Já o segundo, de acordo com a oficial de Registro Civil, seriam provas suficientes de que o presumido pai biológico recebeu e-mails da mãe informando da gravidez, sem deixar que transparecesse nenhuma dúvida quanto a paternidade, e, ainda, se esse pai, sabendo da existência de um filho, não buscasse meios de reconhecê-lo e garantir-lhe os direitos provenientes da filiação.
“Comprovado o vínculo biológico, ou presumido como foi o caso, para que essa consanguinidade gere efeitos de filiação, obrigatoriamente deverá ser formalizada no registro de nascimento do filho. E essa formalização, por corolário, é condição para o exercício do poder familiar”, destaca.
Aceitação dos casos de multiparentalidade
Questionada se os casos de multiparentalidade estão ficando mais comuns, Márcia Fidelis diz que, na verdade, está sendo formalizada a vida real. Eles sempre foram corriqueiros, mas agora estão sendo mais frequente as formalizações.
“Antes era obrigatório o procedimento judicial para que fosse caracterizada e expressada no registro.
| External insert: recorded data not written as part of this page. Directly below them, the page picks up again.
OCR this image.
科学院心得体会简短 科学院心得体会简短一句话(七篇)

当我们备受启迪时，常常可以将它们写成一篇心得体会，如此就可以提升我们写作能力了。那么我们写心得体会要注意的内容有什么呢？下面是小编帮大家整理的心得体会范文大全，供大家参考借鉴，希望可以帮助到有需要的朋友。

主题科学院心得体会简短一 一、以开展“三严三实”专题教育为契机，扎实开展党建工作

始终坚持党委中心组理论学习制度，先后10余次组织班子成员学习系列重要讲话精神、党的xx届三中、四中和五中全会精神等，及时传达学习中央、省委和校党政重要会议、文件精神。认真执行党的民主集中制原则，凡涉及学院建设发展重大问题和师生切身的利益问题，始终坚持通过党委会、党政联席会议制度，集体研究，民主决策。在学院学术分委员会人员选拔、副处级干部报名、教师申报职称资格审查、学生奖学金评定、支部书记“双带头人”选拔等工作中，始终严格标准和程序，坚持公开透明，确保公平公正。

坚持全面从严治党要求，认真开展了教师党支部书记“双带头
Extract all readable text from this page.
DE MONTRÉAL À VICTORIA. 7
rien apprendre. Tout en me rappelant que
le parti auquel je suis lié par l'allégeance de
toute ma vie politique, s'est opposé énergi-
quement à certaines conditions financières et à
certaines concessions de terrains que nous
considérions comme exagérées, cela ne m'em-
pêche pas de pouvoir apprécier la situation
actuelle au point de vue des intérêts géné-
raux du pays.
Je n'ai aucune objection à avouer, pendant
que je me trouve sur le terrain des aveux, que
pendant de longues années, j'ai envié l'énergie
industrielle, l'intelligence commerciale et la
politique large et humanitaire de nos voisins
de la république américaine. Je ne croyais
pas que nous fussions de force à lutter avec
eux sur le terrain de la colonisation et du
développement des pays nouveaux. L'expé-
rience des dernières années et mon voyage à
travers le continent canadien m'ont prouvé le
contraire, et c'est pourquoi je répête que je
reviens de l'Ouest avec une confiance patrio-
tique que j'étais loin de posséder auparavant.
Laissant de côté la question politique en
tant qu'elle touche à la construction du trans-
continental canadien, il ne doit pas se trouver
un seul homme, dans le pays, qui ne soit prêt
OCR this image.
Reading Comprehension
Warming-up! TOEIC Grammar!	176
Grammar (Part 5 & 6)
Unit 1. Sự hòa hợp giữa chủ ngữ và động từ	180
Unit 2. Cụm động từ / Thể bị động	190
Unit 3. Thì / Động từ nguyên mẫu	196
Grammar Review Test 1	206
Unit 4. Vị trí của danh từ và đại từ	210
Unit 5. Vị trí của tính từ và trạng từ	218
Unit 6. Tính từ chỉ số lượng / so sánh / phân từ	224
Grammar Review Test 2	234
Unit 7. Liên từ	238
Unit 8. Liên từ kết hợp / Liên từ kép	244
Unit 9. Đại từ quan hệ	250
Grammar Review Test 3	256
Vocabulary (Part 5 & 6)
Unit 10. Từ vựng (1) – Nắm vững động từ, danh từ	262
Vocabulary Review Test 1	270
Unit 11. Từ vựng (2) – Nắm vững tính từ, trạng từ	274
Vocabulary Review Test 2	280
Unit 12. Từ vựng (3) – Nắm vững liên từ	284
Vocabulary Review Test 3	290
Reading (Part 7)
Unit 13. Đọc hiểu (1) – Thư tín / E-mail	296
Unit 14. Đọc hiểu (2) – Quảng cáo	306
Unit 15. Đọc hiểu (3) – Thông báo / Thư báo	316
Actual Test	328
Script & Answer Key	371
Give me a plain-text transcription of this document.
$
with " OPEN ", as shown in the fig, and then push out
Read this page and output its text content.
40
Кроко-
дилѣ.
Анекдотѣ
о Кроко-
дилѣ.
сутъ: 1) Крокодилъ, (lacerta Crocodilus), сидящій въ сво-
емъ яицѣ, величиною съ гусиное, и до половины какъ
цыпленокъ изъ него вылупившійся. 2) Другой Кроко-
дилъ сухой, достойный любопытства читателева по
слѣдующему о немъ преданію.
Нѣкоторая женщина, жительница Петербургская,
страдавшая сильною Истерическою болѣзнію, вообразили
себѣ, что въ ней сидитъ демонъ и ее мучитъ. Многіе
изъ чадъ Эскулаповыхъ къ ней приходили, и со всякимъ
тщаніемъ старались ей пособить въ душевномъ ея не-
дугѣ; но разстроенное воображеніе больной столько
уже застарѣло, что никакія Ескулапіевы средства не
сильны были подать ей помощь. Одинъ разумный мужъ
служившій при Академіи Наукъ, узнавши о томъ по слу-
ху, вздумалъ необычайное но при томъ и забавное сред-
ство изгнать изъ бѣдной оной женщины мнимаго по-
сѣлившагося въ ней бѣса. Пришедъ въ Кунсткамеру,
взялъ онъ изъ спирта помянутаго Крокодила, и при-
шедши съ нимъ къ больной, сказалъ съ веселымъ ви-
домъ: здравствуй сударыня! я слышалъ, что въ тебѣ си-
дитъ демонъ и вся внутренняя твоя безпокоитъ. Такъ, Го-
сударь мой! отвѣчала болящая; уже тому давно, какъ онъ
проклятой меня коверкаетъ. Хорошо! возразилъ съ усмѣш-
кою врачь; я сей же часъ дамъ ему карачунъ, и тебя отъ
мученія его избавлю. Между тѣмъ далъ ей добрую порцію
Contudo, o STF declarou a socioafetividade como origem de vínculo de parentesco, sem nenhuma hierarquia entre a filiação originada na socioafetividade e na consanguinidade, afirmando, inclusive, que poderão ser concomitantes (multiparentalidade). Sendo o tratamento igualitário entre filiações de naturezas diversas uma determinação já prevista no nosso ordenamento jurídico, e, ainda, sendo a parentalidade biológica formalizada por mera declaração perante o registrador civil das pessoas naturais, sem nenhuma exigência comprobatória, esse mesmo procedimento deverá ser observado para a socioafetiva, já que ambas são meras formalização de vínculos preexistentes”, enfatiza.
Além disso, há também o Provimento nº 63 do Conselho Nacional de Justiça, editado em novembro de 2017, que veio a regulamentar todas essas implicações decorrentes da tese com repercussão geral, no julgamento do STF.
“Essa possibilidade de formalização administrativa da parentalidade socioafetiva, inclusive quando implica em multiparentalidade, é que vem causando um aumento grandioso dos casos de multiparentalidade registral. O registro está espelhando uma realidade social existente desde sempre. Facilitar essa formalização é mais uma conquista social, com méritos inquestionáveis ao IBDFAM”, diz.
Desta maneira, a jurisprudência tem recepcionado bem essa tese, com os entendimentos diversos ficando cada vez mais escassos. Para Márcia Fidelis, a interpretação do STF clareou muito os conceitos de filiação e suas origens, deixando marcada a obrigatoriedade de tratamento igualitário, sendo considerado discriminação estabelecer tratamento desequilibrado a filhos com vínculos de parentesco de naturezas diversas.
“A multiparentalidade no registro é uma consequência da vida real. São inúmeros os casos de crianças e adolescentes que têm como referência de filiação mais que um pai e/ou mais que uma mãe. Seja porque ainda coexistem pais socioafetivos com pais consanguíneos, seja porque, em função de falecimento, o outro passou a exercer esse 'papel de pai/mãe', sem que o (a) falecido tenha deixado de existir na vida do filho”, finaliza.